For 30 years, Taiwan Railways Administration (TRA) employee Yeh Shih-chin (葉時進) has been in charge of maintenance and repairs for the administration’s fleet of diesel railcars, but for the past two decades, he has been transformed into a scrap-metal artist during his noon break, remodeling components from scrapped railcars into sculptures.
Yeh, 55, devotes all his spare time at work to artistic pursuits, which aside from repurposing scrap metal and broken parts into pieces of art, also includes adorning the walls of his workshop with paintings.
The mechanic said he was inspired to develop his artistic side after going abroad and seeing that many factories often had various pieces of decorative art on display, a practice he said that the TRA should adopt.
Photo: Tseng Hung-ju, Taipei Times
Yeh said that he had always been interested in art and wanted to combine his passion with his work, which led him to use scrap metal and broken parts.
After making his first piece, Yeh said that whenever he was at work, he would be mentally designing new sculptures, and whenever he came across a part that fitted in with his idea, he would take it and fashion it into the form that he had sketched in his mind.
Over the past 20 years, Yeh said he has averaged one scrap-metal artwork per year, adding that though he is not mass producing artwork, he is happy that his work can be enjoyed by others.

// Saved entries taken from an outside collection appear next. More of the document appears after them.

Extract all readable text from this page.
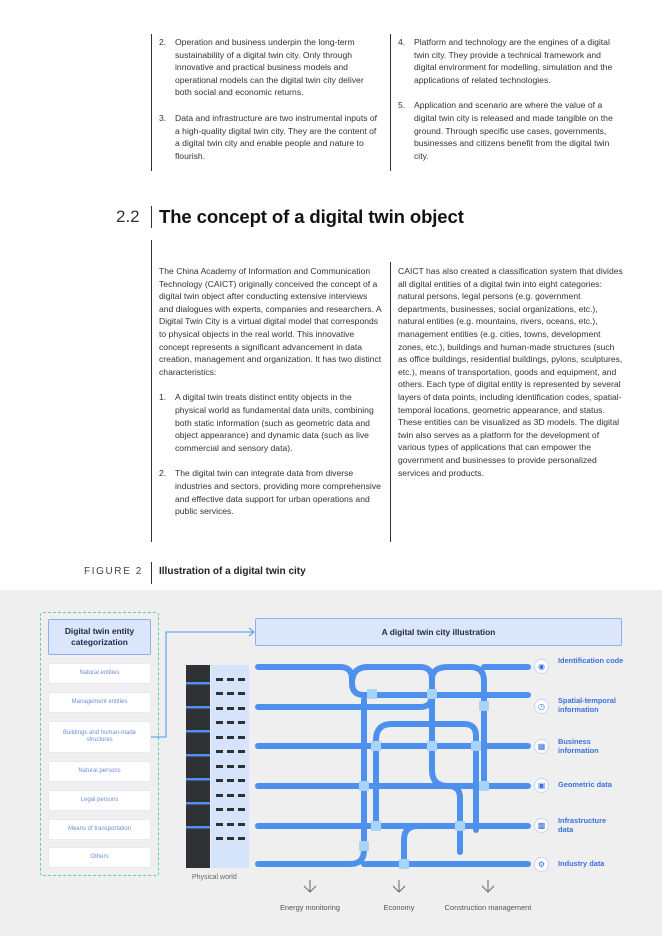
2.	Operation and business underpin the long-term sustainability of a digital twin city. Only through innovative and practical business models and operational models can the digital twin city deliver both social and economic returns.
3.	Data and infrastructure are two instrumental inputs of a high-quality digital twin city. They are the content of a digital twin city and enable people and nature to flourish.
4.	Platform and technology are the engines of a digital twin city. They provide a technical framework and digital environment for modelling, simulation and the applications of related technologies.
5.	Application and scenario are where the value of a digital twin city is released and made tangible on the ground. Through specific use cases, governments, businesses and citizens benefit from the digital twin city.
2.2 The concept of a digital twin object
The China Academy of Information and Communication Technology (CAICT) originally conceived the concept of a digital twin object after conducting extensive interviews and dialogues with experts, companies and researchers. A Digital Twin City is a virtual digital model that corresponds to physical objects in the real world. This innovative concept represents a significant advancement in data creation, management and organization. It has two distinct characteristics:
1.	A digital twin treats distinct entity objects in the physical world as fundamental data units, combining both static information (such as geometric data and object appearance) and dynamic data (such as live commercial and sensory data).
2.	The digital twin can integrate data from diverse industries and sectors, providing more comprehensive and effective data support for urban operations and public services.
CAICT has also created a classification system that divides all digital entities of a digital twin into eight categories: natural persons, legal persons (e.g. government departments, businesses, social organizations, etc.), natural entities (e.g. mountains, rivers, oceans, etc.), management entities (e.g. cities, towns, development zones, etc.), buildings and human-made structures (such as office buildings, residential buildings, pylons, sculptures, etc.), means of transportation, goods and equipment, and others. Each type of digital entity is represented by several layers of data points, including identification codes, spatial-temporal locations, geometric appearance, and status. These entities can be visualized as 3D models. The digital twin also serves as a platform for the development of various types of applications that can empower the government and businesses to provide personalized services and products.
FIGURE 2 Illustration of a digital twin city
Digital twin entity categorization
Natural entities
Management entities
Buildings and human-made structures
Natural persons
Legal persons
Means of transportation
Others
A digital twin city illustration
◉
Identification code
◷
Spatial-temporal information
▦
Business information
▣	Geometric data
▩
Infrastructure data
⚙	Industry data
Physical world
Energy monitoring	Economy	Construction management
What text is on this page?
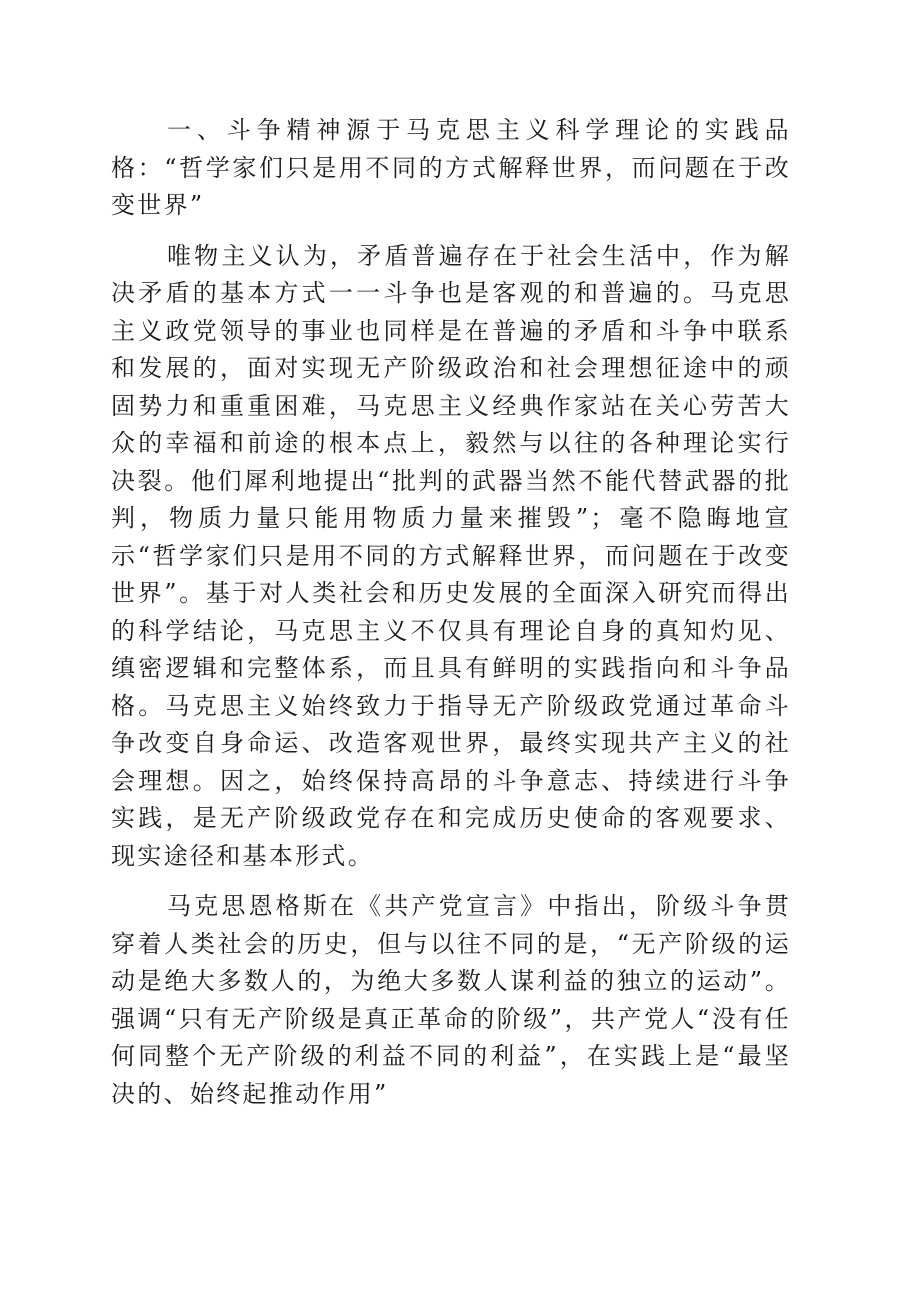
一、斗争精神源于马克思主义科学理论的实践品格：“哲学家们只是用不同的方式解释世界，而问题在于改变世界”

唯物主义认为，矛盾普遍存在于社会生活中，作为解决矛盾的基本方式一一斗争也是客观的和普遍的。马克思主义政党领导的事业也同样是在普遍的矛盾和斗争中联系和发展的，面对实现无产阶级政治和社会理想征途中的顽固势力和重重困难，马克思主义经典作家站在关心劳苦大众的幸福和前途的根本点上，毅然与以往的各种理论实行决裂。他们犀利地提出“批判的武器当然不能代替武器的批判，物质力量只能用物质力量来摧毁”；毫不隐晦地宣示“哲学家们只是用不同的方式解释世界，而问题在于改变世界”。基于对人类社会和历史发展的全面深入研究而得出的科学结论，马克思主义不仅具有理论自身的真知灼见、缜密逻辑和完整体系，而且具有鲜明的实践指向和斗争品格。马克思主义始终致力于指导无产阶级政党通过革命斗争改变自身命运、改造客观世界，最终实现共产主义的社会理想。因之，始终保持高昂的斗争意志、持续进行斗争实践，是无产阶级政党存在和完成历史使命的客观要求、现实途径和基本形式。

马克思恩格斯在《共产党宣言》中指出，阶级斗争贯穿着人类社会的历史，但与以往不同的是，“无产阶级的运动是绝大多数人的，为绝大多数人谋利益的独立的运动”。强调“只有无产阶级是真正革命的阶级”，共产党人“没有任何同整个无产阶级的利益不同的利益”，在实践上是“最坚决的、始终起推动作用”
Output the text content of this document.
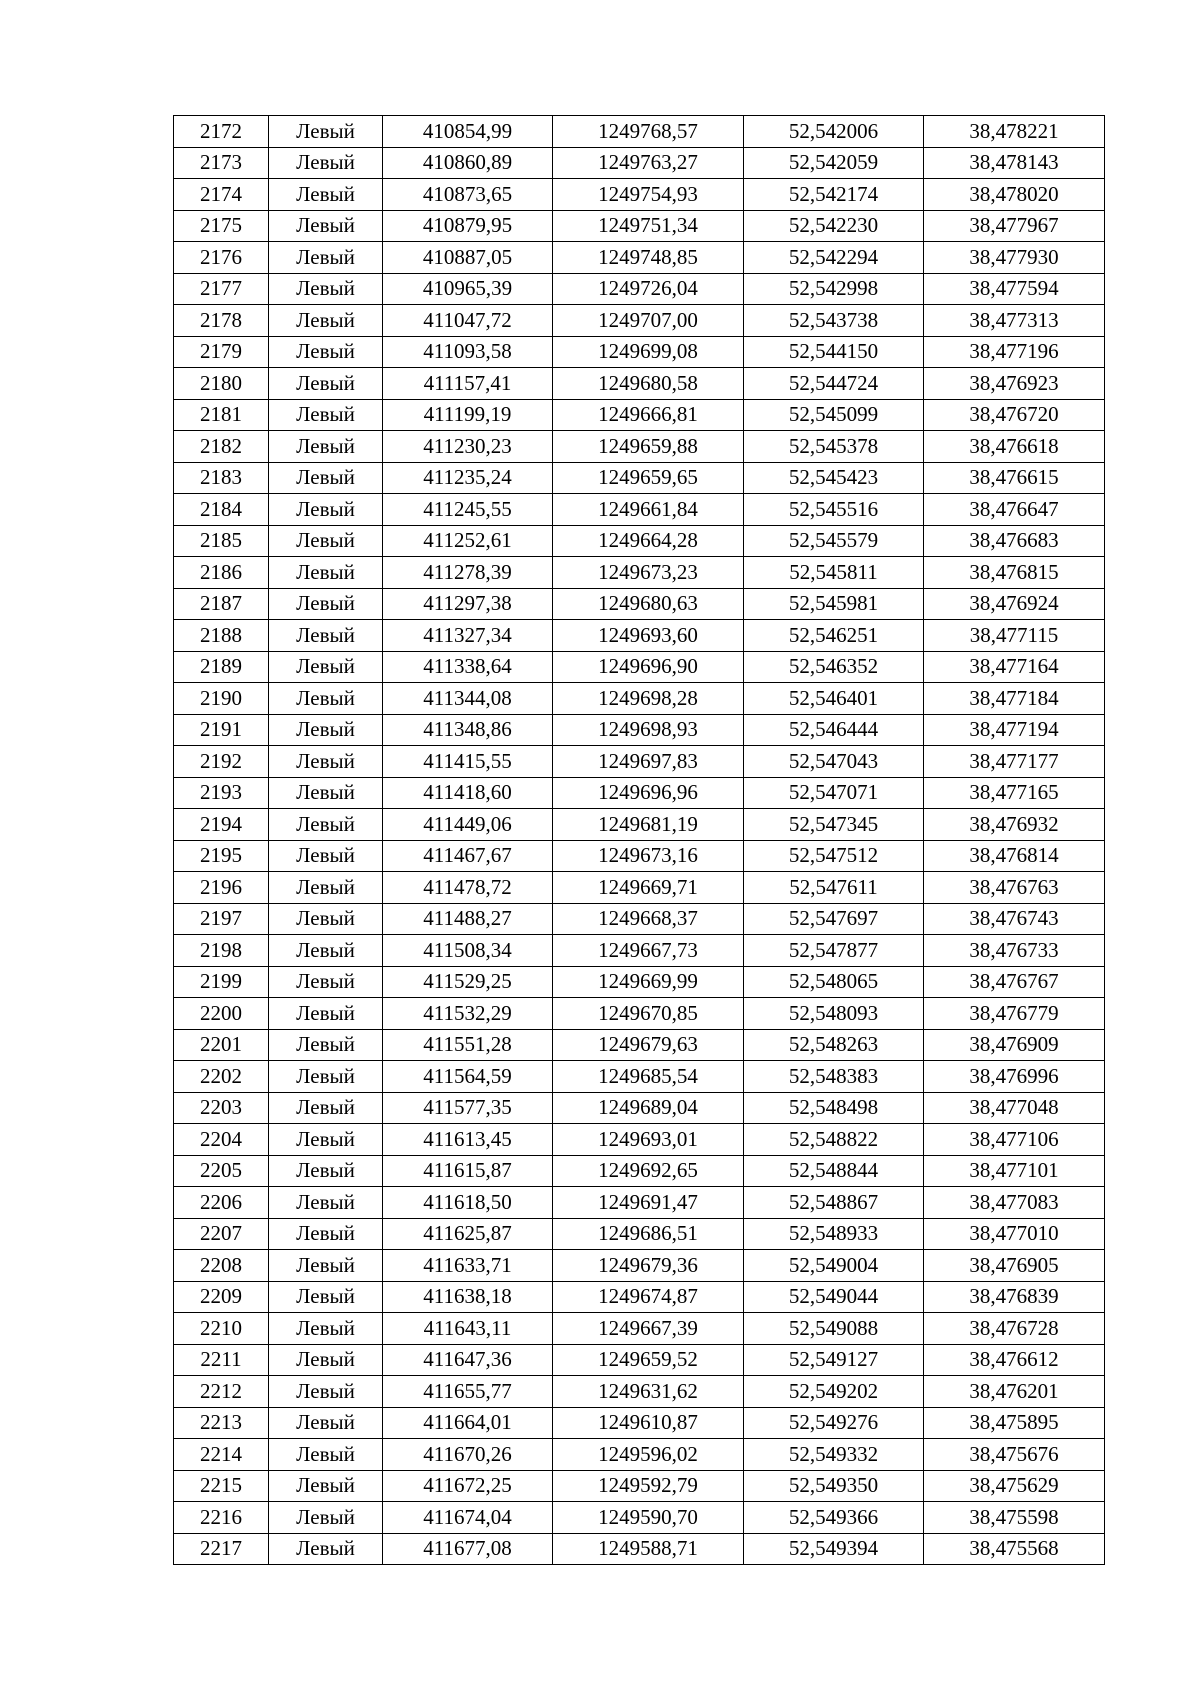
2172	Левый	410854,99	1249768,57	52,542006	38,478221
2173	Левый	410860,89	1249763,27	52,542059	38,478143
2174	Левый	410873,65	1249754,93	52,542174	38,478020
2175	Левый	410879,95	1249751,34	52,542230	38,477967
2176	Левый	410887,05	1249748,85	52,542294	38,477930
2177	Левый	410965,39	1249726,04	52,542998	38,477594
2178	Левый	411047,72	1249707,00	52,543738	38,477313
2179	Левый	411093,58	1249699,08	52,544150	38,477196
2180	Левый	411157,41	1249680,58	52,544724	38,476923
2181	Левый	411199,19	1249666,81	52,545099	38,476720
2182	Левый	411230,23	1249659,88	52,545378	38,476618
2183	Левый	411235,24	1249659,65	52,545423	38,476615
2184	Левый	411245,55	1249661,84	52,545516	38,476647
2185	Левый	411252,61	1249664,28	52,545579	38,476683
2186	Левый	411278,39	1249673,23	52,545811	38,476815
2187	Левый	411297,38	1249680,63	52,545981	38,476924
2188	Левый	411327,34	1249693,60	52,546251	38,477115
2189	Левый	411338,64	1249696,90	52,546352	38,477164
2190	Левый	411344,08	1249698,28	52,546401	38,477184
2191	Левый	411348,86	1249698,93	52,546444	38,477194
2192	Левый	411415,55	1249697,83	52,547043	38,477177
2193	Левый	411418,60	1249696,96	52,547071	38,477165
2194	Левый	411449,06	1249681,19	52,547345	38,476932
2195	Левый	411467,67	1249673,16	52,547512	38,476814
2196	Левый	411478,72	1249669,71	52,547611	38,476763
2197	Левый	411488,27	1249668,37	52,547697	38,476743
2198	Левый	411508,34	1249667,73	52,547877	38,476733
2199	Левый	411529,25	1249669,99	52,548065	38,476767
2200	Левый	411532,29	1249670,85	52,548093	38,476779
2201	Левый	411551,28	1249679,63	52,548263	38,476909
2202	Левый	411564,59	1249685,54	52,548383	38,476996
2203	Левый	411577,35	1249689,04	52,548498	38,477048
2204	Левый	411613,45	1249693,01	52,548822	38,477106
2205	Левый	411615,87	1249692,65	52,548844	38,477101
2206	Левый	411618,50	1249691,47	52,548867	38,477083
2207	Левый	411625,87	1249686,51	52,548933	38,477010
2208	Левый	411633,71	1249679,36	52,549004	38,476905
2209	Левый	411638,18	1249674,87	52,549044	38,476839
2210	Левый	411643,11	1249667,39	52,549088	38,476728
2211	Левый	411647,36	1249659,52	52,549127	38,476612
2212	Левый	411655,77	1249631,62	52,549202	38,476201
2213	Левый	411664,01	1249610,87	52,549276	38,475895
2214	Левый	411670,26	1249596,02	52,549332	38,475676
2215	Левый	411672,25	1249592,79	52,549350	38,475629
2216	Левый	411674,04	1249590,70	52,549366	38,475598
2217	Левый	411677,08	1249588,71	52,549394	38,475568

Some of Yeh’s works have been placed outside the east gates of Taipei Railway Station, and one of his newest pieces — a sculpture of a Transformers robot 5.6m tall and 2.1m wide — is to be exhibited at the TRA’s recently opened Fugang Railway Workshop in Chiayi County’s Yangmei Township (楊梅).
“Creating scrap-metal art is a hobby, but more importantly, it fills me with a sense of accomplishment,” Yeh said.
He added that he had turned down an offer from a superior who had sought to encourage his creativity by offering to give him a merit mark for every piece of art he made.